Он сидел между итальянским монсеньером и египтянкой, жившей в Нью-Йорке, — ее английский изобиловал жаргонными словечками. Был тут и немецкий господин, глава страховой компании; он сидел между сеньорой дель Нидо и ее дочерью. Дель Нидо, с его узкой зализанной головой, лошадиными зубами, поблескивающими дорогостоящими коронками, ухитрялся со своего конца стола властвовать над собеседниками. Кожу вокруг его глаз причудливо изрезали смешливые морщинки. Он впечатлил и устрашил Кларенса разом; Кларенс снова и снова спрашивал себя, как мог Гонзага доверять такому субъекту. От острослова, некогда сказал Паскаль, добра не жди. Вспомнив эти слова Паскаля, Кларенс обратился к монсеньеру — уж он-то их поймет. Но монсеньор больше всего интересовался марками. Кларенс же марками не увлекался, и монсеньор беседу не поддержал. Он был угрюмый, плотного сложения, с низким, глубоко перерезанным единственной морщиной лбом, над которым топорщился ежик.

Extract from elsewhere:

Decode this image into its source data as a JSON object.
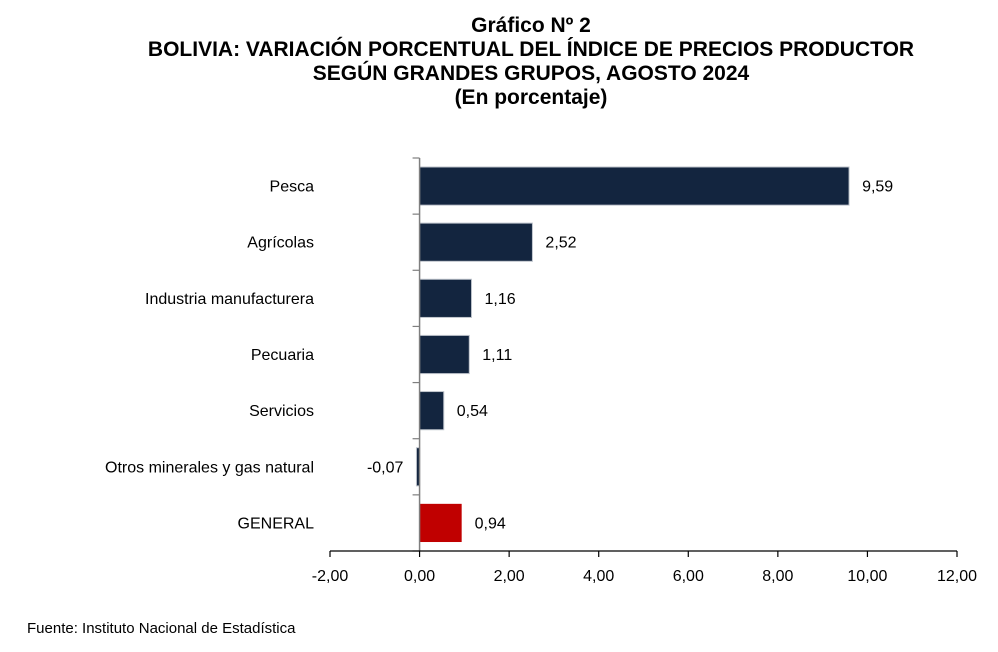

Гусман дель Нидо все говорил и говорил. Говорил о современной живописи, о детективной литературе, о старой России, о фильмах, о Ницше. Дочь, судя по всему, ушла в свои мечты и не слушала его; жена развивала то одно его высказывание, то другое. Дочь не сводила близко посаженных глаз с язычков пламени. От намокшего костюма Кларенса исходил сильный запах. Египтянку это забавляло, и она отпустила какую-то шутку о мокрой шерсти. Хорошо еще, не включили свет.